Will Medicare pay for my medical equipment (like blood sugar monitors and wheelchairs)?

Medicare Part B (medical insurance) covers durable medical equipment (DME), as long as it's medically necessary and for use in your home. Only your doctor can prescribe durable medical equipment for you.

Medicare covers the following DME, but it's not limited to:

  • Air-fluidized beds and other support surfaces
  • Blood sugar monitors
  • Blood sugar (glucose) test strips
  • Canes (Note: White canes for the blind aren't covered)
  • Continuous passive motion (CPM) machine
  • Commode chairs
  • Crutches
  • Hospital beds
  • Infusion pumps and supplies (when necessary to administer certain drugs)
  • Nebulizers and nebulizer medications
  • Oxygen equipment and accessories
  • Patient lifts
  • Sleep apnea and Continuous Positive Airway Pressure (CPAP) devices and accessories
  • Suction pumps
  • Traction equipment
  • Walkers
  • Wheelchairs and power mobility devices

Who's eligible?

All people with Part B are covered.

Your costs with Original Medicare

Generally, you pay 20 percent of the Medicare-approved amount after you meet the Part B deductible.
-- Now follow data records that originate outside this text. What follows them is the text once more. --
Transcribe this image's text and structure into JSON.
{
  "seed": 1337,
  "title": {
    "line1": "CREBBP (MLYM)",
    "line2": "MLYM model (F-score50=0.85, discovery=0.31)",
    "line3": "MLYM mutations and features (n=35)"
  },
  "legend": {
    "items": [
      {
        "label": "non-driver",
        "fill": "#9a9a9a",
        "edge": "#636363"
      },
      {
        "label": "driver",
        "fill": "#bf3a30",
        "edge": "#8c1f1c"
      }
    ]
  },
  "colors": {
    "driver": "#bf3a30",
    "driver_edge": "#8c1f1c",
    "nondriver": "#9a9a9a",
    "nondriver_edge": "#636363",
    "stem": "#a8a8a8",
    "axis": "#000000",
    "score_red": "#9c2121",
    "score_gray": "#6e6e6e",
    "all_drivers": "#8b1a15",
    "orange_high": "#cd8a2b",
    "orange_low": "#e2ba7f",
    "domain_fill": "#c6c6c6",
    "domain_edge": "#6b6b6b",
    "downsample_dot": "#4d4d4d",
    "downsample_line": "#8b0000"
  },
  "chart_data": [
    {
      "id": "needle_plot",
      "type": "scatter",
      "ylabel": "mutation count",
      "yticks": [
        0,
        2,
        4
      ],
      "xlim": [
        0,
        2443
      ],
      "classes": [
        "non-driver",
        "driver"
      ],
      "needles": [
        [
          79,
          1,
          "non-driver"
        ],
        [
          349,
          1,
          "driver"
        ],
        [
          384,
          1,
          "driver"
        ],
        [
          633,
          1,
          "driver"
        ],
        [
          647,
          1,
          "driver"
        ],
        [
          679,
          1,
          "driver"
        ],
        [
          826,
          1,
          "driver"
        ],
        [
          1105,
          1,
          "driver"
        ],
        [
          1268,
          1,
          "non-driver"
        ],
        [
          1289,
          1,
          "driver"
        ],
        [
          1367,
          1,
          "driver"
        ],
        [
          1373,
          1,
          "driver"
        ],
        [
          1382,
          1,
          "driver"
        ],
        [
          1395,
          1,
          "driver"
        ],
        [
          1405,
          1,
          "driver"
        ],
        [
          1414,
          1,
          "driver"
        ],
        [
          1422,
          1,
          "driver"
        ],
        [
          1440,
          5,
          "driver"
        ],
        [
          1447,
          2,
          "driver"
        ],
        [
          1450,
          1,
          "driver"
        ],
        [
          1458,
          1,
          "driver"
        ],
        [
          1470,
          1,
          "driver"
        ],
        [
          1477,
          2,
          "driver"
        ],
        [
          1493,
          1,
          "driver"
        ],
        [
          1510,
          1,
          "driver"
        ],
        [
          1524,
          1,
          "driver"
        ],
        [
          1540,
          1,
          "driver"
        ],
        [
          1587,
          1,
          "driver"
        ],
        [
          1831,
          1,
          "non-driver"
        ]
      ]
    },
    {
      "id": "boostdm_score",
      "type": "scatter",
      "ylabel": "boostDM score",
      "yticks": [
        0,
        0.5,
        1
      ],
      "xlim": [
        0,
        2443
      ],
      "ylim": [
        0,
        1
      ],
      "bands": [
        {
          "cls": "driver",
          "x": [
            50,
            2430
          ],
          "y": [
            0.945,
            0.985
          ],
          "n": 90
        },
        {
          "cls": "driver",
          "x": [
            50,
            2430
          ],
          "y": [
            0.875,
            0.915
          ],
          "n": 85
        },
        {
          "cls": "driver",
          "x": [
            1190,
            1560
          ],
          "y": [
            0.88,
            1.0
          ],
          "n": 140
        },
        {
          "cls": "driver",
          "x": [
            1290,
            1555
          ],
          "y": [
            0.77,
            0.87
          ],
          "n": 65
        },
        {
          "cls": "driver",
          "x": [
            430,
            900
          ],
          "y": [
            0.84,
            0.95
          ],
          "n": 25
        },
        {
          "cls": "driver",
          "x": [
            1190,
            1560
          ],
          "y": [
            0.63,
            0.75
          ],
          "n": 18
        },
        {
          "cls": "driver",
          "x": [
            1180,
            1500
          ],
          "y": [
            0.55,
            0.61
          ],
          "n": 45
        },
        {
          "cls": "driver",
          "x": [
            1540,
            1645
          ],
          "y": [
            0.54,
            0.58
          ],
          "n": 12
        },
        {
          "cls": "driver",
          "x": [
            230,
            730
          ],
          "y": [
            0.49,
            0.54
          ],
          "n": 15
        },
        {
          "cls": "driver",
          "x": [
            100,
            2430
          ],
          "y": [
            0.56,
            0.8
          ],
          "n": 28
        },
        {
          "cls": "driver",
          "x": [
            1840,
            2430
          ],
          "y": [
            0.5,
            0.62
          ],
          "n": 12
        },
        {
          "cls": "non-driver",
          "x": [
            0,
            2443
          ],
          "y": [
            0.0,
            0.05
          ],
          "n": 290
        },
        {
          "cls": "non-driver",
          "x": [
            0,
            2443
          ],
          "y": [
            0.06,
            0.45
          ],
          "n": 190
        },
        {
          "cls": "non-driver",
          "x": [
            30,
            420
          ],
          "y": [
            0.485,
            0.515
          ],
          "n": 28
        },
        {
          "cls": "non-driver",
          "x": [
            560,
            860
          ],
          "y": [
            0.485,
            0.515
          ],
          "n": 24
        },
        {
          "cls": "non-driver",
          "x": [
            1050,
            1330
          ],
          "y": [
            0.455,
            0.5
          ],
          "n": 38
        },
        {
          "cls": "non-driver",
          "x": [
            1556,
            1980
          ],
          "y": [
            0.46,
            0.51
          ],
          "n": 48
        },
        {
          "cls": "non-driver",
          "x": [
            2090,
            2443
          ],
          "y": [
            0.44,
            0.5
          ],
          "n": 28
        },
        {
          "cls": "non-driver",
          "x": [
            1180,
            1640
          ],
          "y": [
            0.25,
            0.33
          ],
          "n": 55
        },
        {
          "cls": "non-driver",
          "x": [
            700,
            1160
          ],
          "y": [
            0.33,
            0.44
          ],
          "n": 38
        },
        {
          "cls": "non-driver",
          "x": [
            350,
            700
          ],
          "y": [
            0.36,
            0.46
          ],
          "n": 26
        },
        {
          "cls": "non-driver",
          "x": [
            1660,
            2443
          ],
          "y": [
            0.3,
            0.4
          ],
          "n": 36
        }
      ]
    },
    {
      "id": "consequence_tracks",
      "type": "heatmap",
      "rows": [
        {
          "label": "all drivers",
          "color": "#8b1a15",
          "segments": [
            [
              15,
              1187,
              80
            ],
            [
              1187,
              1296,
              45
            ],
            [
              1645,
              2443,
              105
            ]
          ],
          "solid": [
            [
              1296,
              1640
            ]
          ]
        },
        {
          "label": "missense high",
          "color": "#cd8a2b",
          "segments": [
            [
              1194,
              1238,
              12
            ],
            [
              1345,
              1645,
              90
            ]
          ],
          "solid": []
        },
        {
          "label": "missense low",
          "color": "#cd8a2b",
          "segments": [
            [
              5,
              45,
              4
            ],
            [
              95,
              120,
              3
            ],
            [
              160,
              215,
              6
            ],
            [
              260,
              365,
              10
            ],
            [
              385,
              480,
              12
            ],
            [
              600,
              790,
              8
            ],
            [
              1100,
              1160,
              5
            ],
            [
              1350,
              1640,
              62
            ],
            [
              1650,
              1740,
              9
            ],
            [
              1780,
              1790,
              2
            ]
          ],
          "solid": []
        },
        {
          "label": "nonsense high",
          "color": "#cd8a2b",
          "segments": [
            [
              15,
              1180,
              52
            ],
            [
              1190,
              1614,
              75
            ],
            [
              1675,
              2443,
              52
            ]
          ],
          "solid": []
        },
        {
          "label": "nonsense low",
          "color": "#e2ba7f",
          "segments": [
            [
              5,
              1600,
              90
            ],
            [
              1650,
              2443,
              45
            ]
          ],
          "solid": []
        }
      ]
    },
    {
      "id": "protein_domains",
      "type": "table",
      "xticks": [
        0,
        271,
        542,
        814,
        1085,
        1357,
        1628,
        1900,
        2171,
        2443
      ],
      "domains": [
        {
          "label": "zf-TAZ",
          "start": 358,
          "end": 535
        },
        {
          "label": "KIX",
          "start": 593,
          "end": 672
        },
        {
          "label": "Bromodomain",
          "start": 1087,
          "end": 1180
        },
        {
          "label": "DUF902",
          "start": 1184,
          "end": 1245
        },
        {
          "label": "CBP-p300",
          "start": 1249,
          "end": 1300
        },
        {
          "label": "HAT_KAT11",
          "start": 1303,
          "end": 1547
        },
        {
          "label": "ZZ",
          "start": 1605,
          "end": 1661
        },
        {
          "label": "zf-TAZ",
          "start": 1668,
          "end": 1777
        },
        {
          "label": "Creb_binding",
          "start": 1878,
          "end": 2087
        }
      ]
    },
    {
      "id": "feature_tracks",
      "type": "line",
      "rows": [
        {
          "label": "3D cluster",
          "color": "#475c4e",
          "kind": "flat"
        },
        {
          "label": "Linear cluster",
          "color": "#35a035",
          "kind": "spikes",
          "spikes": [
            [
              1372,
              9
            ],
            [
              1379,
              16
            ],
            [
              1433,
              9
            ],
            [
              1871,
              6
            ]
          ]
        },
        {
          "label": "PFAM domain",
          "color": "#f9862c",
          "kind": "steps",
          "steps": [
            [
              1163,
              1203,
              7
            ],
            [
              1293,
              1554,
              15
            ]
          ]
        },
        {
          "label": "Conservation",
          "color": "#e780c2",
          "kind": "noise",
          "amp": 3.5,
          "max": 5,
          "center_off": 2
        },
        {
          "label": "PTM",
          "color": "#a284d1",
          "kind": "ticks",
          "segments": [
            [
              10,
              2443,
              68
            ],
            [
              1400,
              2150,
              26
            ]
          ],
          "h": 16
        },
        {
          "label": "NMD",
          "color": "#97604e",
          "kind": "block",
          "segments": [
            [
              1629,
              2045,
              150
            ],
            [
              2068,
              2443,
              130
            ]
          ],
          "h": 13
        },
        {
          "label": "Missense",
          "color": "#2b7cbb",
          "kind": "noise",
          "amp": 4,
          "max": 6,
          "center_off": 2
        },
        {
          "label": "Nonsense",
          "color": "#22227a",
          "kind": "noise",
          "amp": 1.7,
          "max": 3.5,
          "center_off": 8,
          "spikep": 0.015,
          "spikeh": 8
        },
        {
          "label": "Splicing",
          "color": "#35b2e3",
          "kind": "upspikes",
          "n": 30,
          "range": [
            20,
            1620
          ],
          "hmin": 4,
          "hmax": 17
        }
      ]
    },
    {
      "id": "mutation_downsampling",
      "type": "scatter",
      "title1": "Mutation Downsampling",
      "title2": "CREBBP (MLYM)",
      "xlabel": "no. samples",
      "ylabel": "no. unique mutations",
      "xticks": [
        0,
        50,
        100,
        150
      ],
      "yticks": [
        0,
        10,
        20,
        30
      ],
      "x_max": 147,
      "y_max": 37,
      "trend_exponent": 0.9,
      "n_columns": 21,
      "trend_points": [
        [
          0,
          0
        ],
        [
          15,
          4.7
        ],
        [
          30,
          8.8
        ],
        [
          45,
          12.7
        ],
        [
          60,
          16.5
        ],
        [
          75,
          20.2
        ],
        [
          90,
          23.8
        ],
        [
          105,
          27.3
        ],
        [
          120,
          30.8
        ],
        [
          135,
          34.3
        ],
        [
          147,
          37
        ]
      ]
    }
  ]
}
Medicare pays for different kinds of DME in different ways. Depending on the type of equipment, you may need to rent the equipment or buy it, or you may be able to choose whether to rent or buy the equipment.

Note: Medicare will only cover your DME if your doctors and DME suppliers are enrolled in Medicare and accept Medicare's approved amount (i.e., assignment) in full. If the suppliers are enrolled in Medicare, but don't accept Medicare's approved amount in full, there's no limit on the amount they can charge you.

Where can I get Durable Medical Equipment?

If you're on Original Medicare and live in King, Pierce, Snohomish or Clark counties, you need to get your DME through the Medicare Competitive Bidding program (www.medicare.gov).

If you're on Original Medicare, Medicare also offers a national mail-order program for diabetic supplies through suppliers in your local area (www.medicare.gov).